K-12 Schools

Educational contexts are the first sustained point of contact with the new society for immigrant origin children and youth (and their families). While immigrant origin students typically enter schools eager to learn, they encounter a variety of educational settings with varying degrees of capacities to serve them. Schools vary widely in terms of economic resources, linguistic services, and student/teacher characteristics (Suárez-Orozco, Abo-Zena, & Marks, 2015). Many immigrant-origin children and youth attend schools that lack adequate resources, struggle with the quality of pedagogy, and that are located in communities with conditions that pose serious risks to students’ well-being and achievement potential (Suárez-Orozco, Abo-Zena, & Marks, 2015). Low socioeconomic status (SES) along with high ethnic composition of the school context can have a negative impact on students’ academic performance. A five year longitudinal study of 400 newcomers from Central America, China, the Dominican Republic, Haiti, and Mexico found that more than half of the students’ educational performance declined over time; the educational settings that received then was primary contributor to these patterns (Suárez-Orozco, et al, 2011).

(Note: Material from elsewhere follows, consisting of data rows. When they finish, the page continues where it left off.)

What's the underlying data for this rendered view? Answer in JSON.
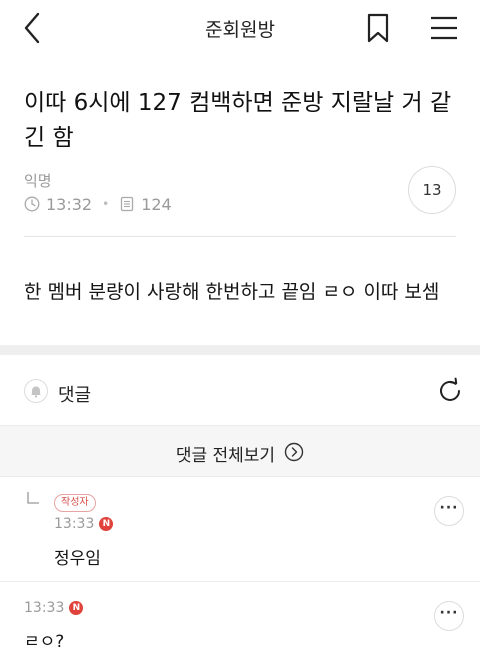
{
  "topbar": {
    "title": "준회원방",
    "icons": {
      "back": "back-chevron-icon",
      "bookmark": "bookmark-icon",
      "menu": "menu-icon"
    }
  },
  "post": {
    "title": "이따 6시에 127 컴백하면 준방 지랄날 거 같긴 함",
    "author": "익명",
    "time": "13:32",
    "views": "124",
    "comment_count": "13",
    "body": "한 멤버 분량이 사랑해 한번하고 끝임 ㄹㅇ 이따 보셈"
  },
  "comments_section": {
    "label": "댓글",
    "view_all": "댓글 전체보기"
  },
  "comments": [
    {
      "is_reply": true,
      "badge": "작성자",
      "time": "13:33",
      "new_mark": "N",
      "text": "정우임"
    },
    {
      "is_reply": false,
      "time": "13:33",
      "new_mark": "N",
      "text": "ㄹㅇ?"
    }
  ],
  "colors": {
    "accent_red": "#e0433b",
    "muted": "#9a9a9a",
    "section_bg": "#eeeeee"
  }
}
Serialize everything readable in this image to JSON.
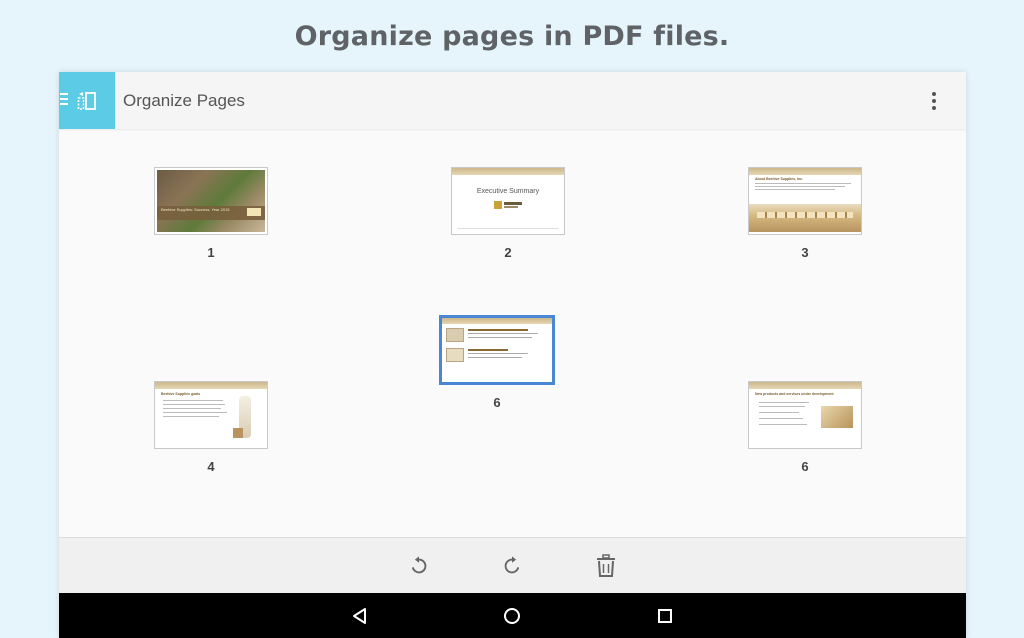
{
  "promo": {
    "title": "Organize pages in PDF files."
  },
  "app_bar": {
    "title": "Organize Pages",
    "nav_icon": "organize-pages-icon",
    "menu_icon": "more-vert-icon"
  },
  "pages": [
    {
      "label": "1",
      "thumb_title": "Beehive Supplies: Success, Year 2015"
    },
    {
      "label": "2",
      "thumb_title": "Executive Summary"
    },
    {
      "label": "3",
      "thumb_title": "About Beehive Supplies, Inc."
    },
    {
      "label": "4",
      "thumb_title": "Beehive Supplies goals"
    },
    {
      "label": "6",
      "thumb_title": "",
      "selected": true
    },
    {
      "label": "6",
      "thumb_title": "New products and services under development"
    }
  ],
  "toolbar": {
    "rotate_left_icon": "rotate-left-icon",
    "rotate_right_icon": "rotate-right-icon",
    "delete_icon": "trash-icon"
  },
  "system_nav": {
    "back_icon": "back-triangle-icon",
    "home_icon": "home-circle-icon",
    "recents_icon": "recents-square-icon"
  },
  "colors": {
    "accent": "#5ccbe6",
    "selection": "#4a86d6",
    "background": "#e5f5fb"
  }
}
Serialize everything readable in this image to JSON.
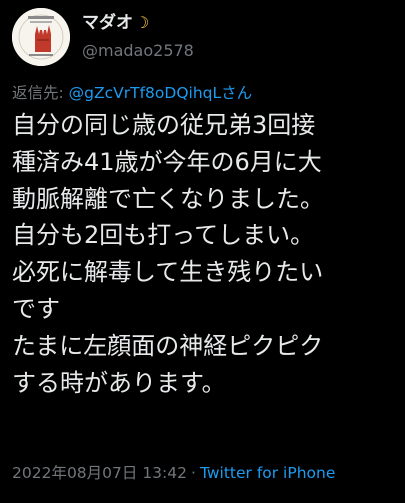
{
  "user": {
    "display_name": "マダオ",
    "handle": "@madao2578",
    "avatar_icon": "rock-hand-logo-avatar",
    "moon_icon": "crescent-moon-emoji"
  },
  "reply": {
    "prefix": "返信先: ",
    "handle": "@gZcVrTf8oDQihqLさん"
  },
  "tweet": {
    "lines": [
      "自分の同じ歳の従兄弟3回接",
      "種済み41歳が今年の6月に大",
      "動脈解離で亡くなりました。",
      "自分も2回も打ってしまい。",
      "必死に解毒して生き残りたい",
      "です",
      "たまに左顔面の神経ピクピク",
      "する時があります。"
    ]
  },
  "meta": {
    "timestamp": "2022年08月07日 13:42",
    "separator": "·",
    "source": "Twitter for iPhone"
  },
  "colors": {
    "background": "#000000",
    "text": "#e7e9ea",
    "muted": "#71767b",
    "link": "#1d9bf0"
  }
}
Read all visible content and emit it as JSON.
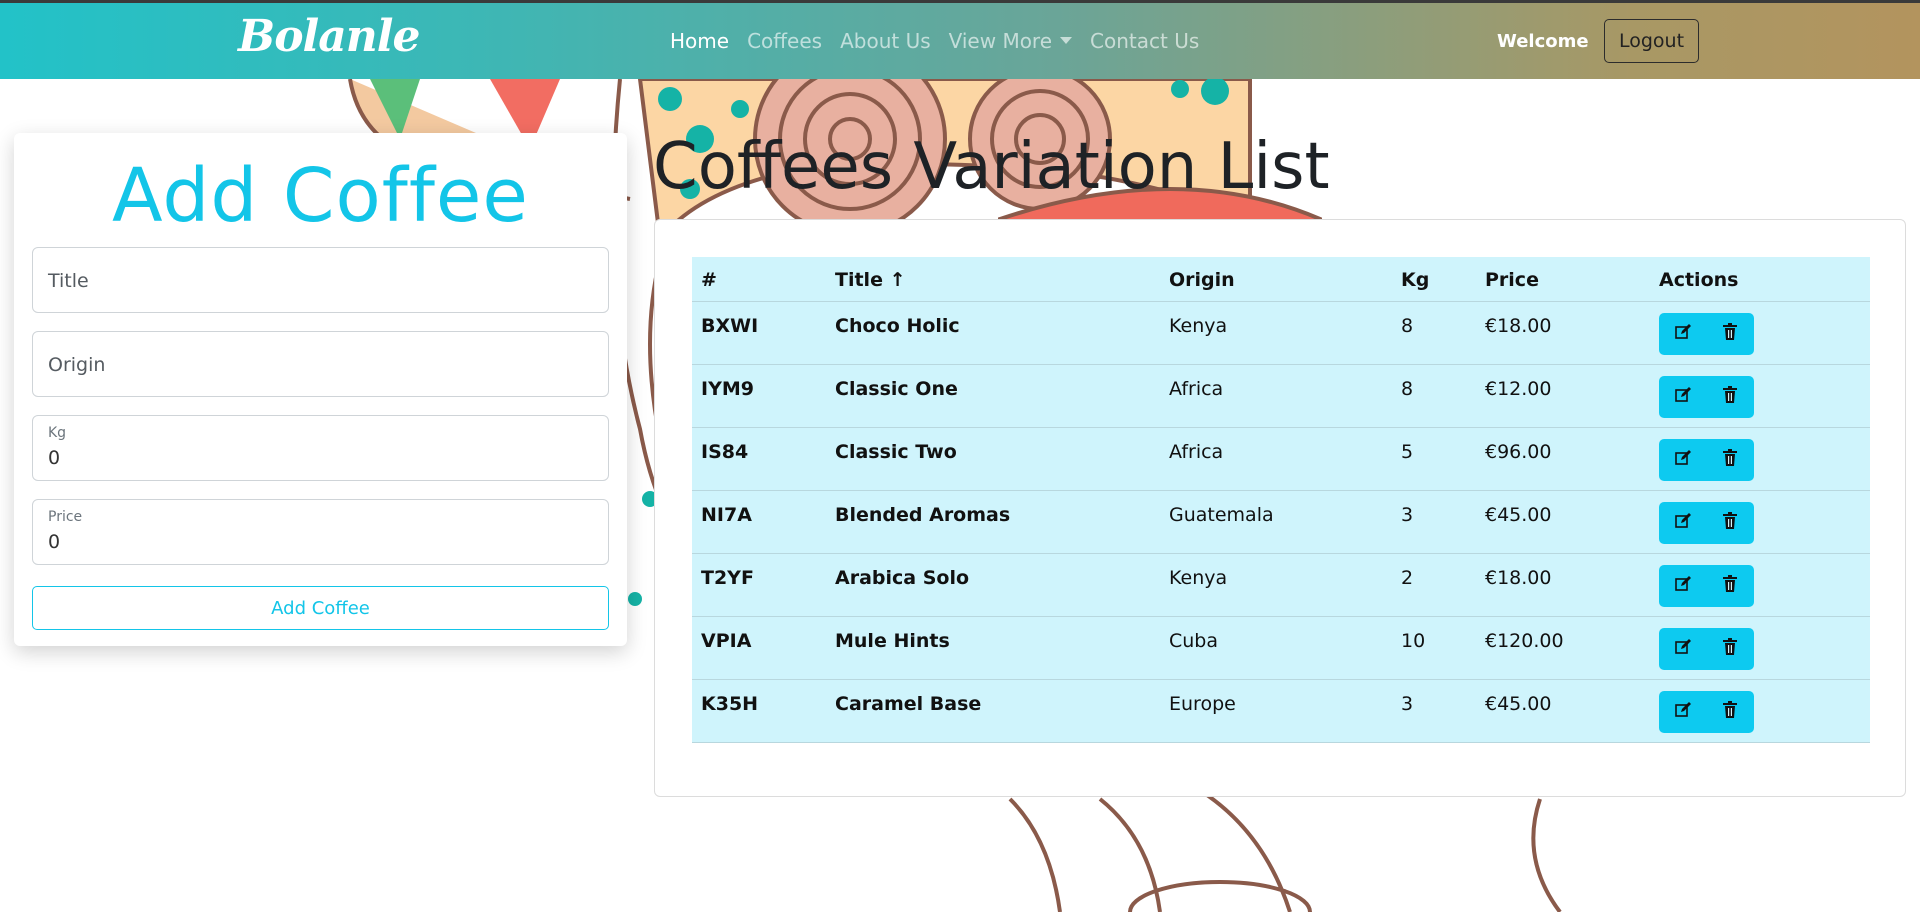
{
  "navbar": {
    "brand": "Bolanle",
    "links": [
      {
        "label": "Home",
        "active": true
      },
      {
        "label": "Coffees",
        "active": false
      },
      {
        "label": "About Us",
        "active": false
      },
      {
        "label": "View More",
        "active": false,
        "dropdown": true
      },
      {
        "label": "Contact Us",
        "active": false
      }
    ],
    "welcome": "Welcome",
    "logout_label": "Logout"
  },
  "add_form": {
    "heading": "Add Coffee",
    "title_placeholder": "Title",
    "origin_placeholder": "Origin",
    "kg_label": "Kg",
    "kg_value": "0",
    "price_label": "Price",
    "price_value": "0",
    "submit_label": "Add Coffee"
  },
  "list": {
    "heading": "Coffees Variation List",
    "columns": [
      "#",
      "Title ↑",
      "Origin",
      "Kg",
      "Price",
      "Actions"
    ],
    "rows": [
      {
        "id": "BXWI",
        "title": "Choco Holic",
        "origin": "Kenya",
        "kg": "8",
        "price": "€18.00"
      },
      {
        "id": "IYM9",
        "title": "Classic One",
        "origin": "Africa",
        "kg": "8",
        "price": "€12.00"
      },
      {
        "id": "IS84",
        "title": "Classic Two",
        "origin": "Africa",
        "kg": "5",
        "price": "€96.00"
      },
      {
        "id": "NI7A",
        "title": "Blended Aromas",
        "origin": "Guatemala",
        "kg": "3",
        "price": "€45.00"
      },
      {
        "id": "T2YF",
        "title": "Arabica Solo",
        "origin": "Kenya",
        "kg": "2",
        "price": "€18.00"
      },
      {
        "id": "VPIA",
        "title": "Mule Hints",
        "origin": "Cuba",
        "kg": "10",
        "price": "€120.00"
      },
      {
        "id": "K35H",
        "title": "Caramel Base",
        "origin": "Europe",
        "kg": "3",
        "price": "€45.00"
      }
    ],
    "row_actions": [
      "edit-icon",
      "trash-icon"
    ]
  },
  "colors": {
    "accent": "#13c5e8",
    "action_button": "#0dcaf0",
    "table_bg": "#cff4fc"
  }
}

While highly segregated and low performing schools contribute negatively to poor performance trajectories, schools that support immigrant origin children and youth development and adaptation have the converse effect. Schools that are well-integrated can promote students’ feelings of safety, trust, and inter-ethnic group cohesion, and trust (Junoven, Kogachi, & Graham, 2017). Schools that serve immigrant origin students well also directly scaffold acculturative tasks around cultural competence, language acquisition, and identity development (see Motti-Stefanidi & Masten, 2017; Suárez-Orozco, et al, 2010).
Historically, schools have served the role of socializing (im)migrant students to the new society; often this has been done by encouraging the rapid acquisition of the practices of the new land while shedding those of the old in search of “common ground” (Tyack, 2003) .Learning the ways of the new land should not be at the expense of disparaging those of the parental land, however. Optimally, classrooms should provide culturally responsive pedagogy that serves not only to bridge cultural distance but also engage its students offering a vision of themselves within the fabric of the host society (Goodwin, 2002).
A primary challenge for schools attempting to serve immigrant students has been the general lack of attention to this population in teacher education (Goodwin 2017; Sattin-Bajaj, et al., 2023). In short, few schools of education (or districts) provide adequate training to their teachers and administrators taking a whole child perspective in addressing the needs of the immigrant origin students they serve.